Hatırlıyorum, o zaman Seyyid Abbas El Musavvi (r.a.) şehid olmuştu ve kardeşler genel sekreter olarak beni seçmişti. Sonra Komutan ile görüştük. Bazı konuları dile getirdi ve şöyle söyledi: 'Eğer İmam Mehdi'nin (Yüce Allah onun zuhrunu çabuklaştırsın) ve bütün Müminlerin gönlünü hoş etmek istiyorsanız ülkenizdeki sükuneti korumak için çok çalışmalısınız. Özellikle Hizbullah, Emel, Allame Fadlallah ve Şeyh Şemseddin başta olmak üzere birbirinizle çalışmak zorundasınız.' O zamanlar hem Şeyh Fadlallah hem de Şeyh Şemseddin hayattaydı ve Komutan Lübnan içindeki birliğin güçlenmesine vurgu yapıyordu. O aynı zamanda hem Şiiler arasında hem de Şiiler, Sünniler ve diğer Müslümanlar arasında vahdetin sürdürülmesinin üzerinde duruyordu. O ayrıca Müslümanlar ve Hıristiyanlar arasındaki birliğin gereğine de vurgu yapıyor ve toplantılarda bunun üzerinde duruyordu. Bu, onun desteklediği 'tüm Lübnanlılar için açık kapı politikası' idi. Bu ikinci meseleydi. Ana sorun Hizbullah ile Emel ilişkisi ve Şiilerin iç durumuydu. Vurgulanan diğer bir önemli konu da Hizbullah'ın dini, siyasi ve ideolojik farklara rağmen diğer gruplara karşı izlediği açık kapı stratejisiydi. Bu önemli projenin gerçekleştirilmesi de onun erdemli liderliği sayesinde oldu.

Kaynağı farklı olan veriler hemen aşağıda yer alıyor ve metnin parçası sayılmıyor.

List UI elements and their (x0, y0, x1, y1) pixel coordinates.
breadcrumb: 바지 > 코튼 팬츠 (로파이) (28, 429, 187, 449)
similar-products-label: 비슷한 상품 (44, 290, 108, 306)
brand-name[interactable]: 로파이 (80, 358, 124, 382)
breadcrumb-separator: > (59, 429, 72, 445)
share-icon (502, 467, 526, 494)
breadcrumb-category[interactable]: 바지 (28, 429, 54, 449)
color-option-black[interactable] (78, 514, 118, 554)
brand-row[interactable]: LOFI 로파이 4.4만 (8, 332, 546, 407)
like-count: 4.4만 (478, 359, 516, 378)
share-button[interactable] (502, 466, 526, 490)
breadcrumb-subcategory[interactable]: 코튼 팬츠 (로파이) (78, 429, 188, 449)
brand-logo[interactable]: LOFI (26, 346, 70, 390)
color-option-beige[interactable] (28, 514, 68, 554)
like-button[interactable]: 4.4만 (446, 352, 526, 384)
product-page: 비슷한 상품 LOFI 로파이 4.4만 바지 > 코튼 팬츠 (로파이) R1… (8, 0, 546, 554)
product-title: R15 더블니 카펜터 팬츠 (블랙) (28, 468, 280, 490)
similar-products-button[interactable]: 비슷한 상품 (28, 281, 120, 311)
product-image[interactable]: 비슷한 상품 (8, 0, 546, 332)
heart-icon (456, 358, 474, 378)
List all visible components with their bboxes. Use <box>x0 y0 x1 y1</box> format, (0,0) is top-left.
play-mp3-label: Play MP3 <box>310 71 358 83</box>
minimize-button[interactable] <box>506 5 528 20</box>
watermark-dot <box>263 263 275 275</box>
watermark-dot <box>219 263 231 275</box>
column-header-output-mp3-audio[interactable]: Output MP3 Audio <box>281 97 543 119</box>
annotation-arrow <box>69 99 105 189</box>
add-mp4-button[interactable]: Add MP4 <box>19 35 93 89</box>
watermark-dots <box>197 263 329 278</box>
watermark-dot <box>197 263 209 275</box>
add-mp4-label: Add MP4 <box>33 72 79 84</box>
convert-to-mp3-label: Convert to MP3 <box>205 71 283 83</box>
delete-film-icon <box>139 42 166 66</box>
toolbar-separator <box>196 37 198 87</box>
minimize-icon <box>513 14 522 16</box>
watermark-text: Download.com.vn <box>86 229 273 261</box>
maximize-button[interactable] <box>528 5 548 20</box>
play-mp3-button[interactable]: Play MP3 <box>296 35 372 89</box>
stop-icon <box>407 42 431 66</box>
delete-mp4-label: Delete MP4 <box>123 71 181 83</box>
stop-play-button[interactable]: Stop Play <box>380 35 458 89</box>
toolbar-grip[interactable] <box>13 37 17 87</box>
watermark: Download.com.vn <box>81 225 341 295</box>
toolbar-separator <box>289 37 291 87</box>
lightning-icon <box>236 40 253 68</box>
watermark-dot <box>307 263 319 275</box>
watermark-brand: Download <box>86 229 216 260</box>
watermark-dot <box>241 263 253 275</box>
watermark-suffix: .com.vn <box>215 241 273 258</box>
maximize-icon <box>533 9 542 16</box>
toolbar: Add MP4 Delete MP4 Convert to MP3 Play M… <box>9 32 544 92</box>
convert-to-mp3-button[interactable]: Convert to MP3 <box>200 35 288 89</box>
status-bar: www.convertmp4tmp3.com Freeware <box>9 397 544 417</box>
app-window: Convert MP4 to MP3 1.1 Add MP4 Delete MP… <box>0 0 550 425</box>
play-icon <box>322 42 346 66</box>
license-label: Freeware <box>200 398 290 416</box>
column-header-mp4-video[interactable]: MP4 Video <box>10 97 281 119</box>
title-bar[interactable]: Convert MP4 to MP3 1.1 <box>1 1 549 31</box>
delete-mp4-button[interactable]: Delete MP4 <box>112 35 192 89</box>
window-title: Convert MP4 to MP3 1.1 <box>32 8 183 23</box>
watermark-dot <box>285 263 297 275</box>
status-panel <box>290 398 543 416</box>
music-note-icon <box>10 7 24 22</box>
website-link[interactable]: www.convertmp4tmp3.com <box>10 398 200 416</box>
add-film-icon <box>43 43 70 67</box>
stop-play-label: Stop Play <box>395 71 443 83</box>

Direnişin sürmesi, iç çekişmelere karşı çıkma ve Güney Lübnan'ın kurtarılması kararlılığına vurgu yapılıyordu. Komutanın direnişe ve direnişin ilerlemesi meselesine odaklanmasının sebebi buydu. O, direnişin ilerlemesi, gelişmesi ve sonunda işgal edilmiş toprakları geri alması konusunda daima ısrarcıydı. Yani o, Direnişin yolunda ilerlemesini sabırla destekledi. Biliyorsunuz ki o zamanlar Hizbullah dışındaki bazı direniş gruplarının iç politik meselelerle haşır neşir olup direniş misyonundan tedricen uzaklaşması gibi bir problem vardı. Bu da direnişin Hizbullah ile Emel ama başta Hizbullah ile sınırlı kalmasına yol açtı. Hizbullah'ın içinde bile bazı kardeşlerimiz iç politik meselelerle ilgilenmeye eğilimliydi. Ancak Komutan her zaman önceliğin direniş misyonu ile Cihad görevine verilmesi gerektiğini vurguladı.

İmam Hamaney'in Oslo Anlaşması ile ilgili tahmini ve Netanyahu'nun hatası

O dönem bölgede gerçekleşen en önemli olaylardan birisi, Arap – İsrail müzakereleri aracılığıyla bir uzlaşma sürecinin şekillenmesiydi ki bu, 'barış süreci' olarak adlandırldı. Bu gidişat Arap – İsrail müzakereleri sonucunda şekillendi. 1993 yılında Bay Yaser Arafat ile İzak Rabin ve Şimon Peres tarafından temsil edilen İsrailliler arasında bir anlaşmaya varıldığını hatırlayalım. Bu anlaşma ABD gözetiminde yapılmıştı. Bu anlaşma daha sonra 'Oslo Mutabakatı' olarak adlandırıldı. Bu elbette tehlikeli bir konuydu ve Arap – İsrail çatışmasına olumsuz etkileri olmuştu. Tehlike şuydu ki anlaşmaya göre FKÖ İsrail'i tanıyordu ve böylece Enver Sedat'ın Mısır'ı değil de Filistinli bir grup etkin bir şekilde 1948 topraklarını, yani Siyonist rejimin 1948 yılındaki Arap – İsrail savaşında işgal ettiği toprakları terk ediyodu. Yine anlaşmaya göre başka bir büyük hata, Kudüs'ün Doğusu, Batı Şeria ve Gazze Şeridi ile Filistin'in diğer bölgeleri ile ilgili müzakere başlıklarının tamamlandığının ifade edilmesiydi.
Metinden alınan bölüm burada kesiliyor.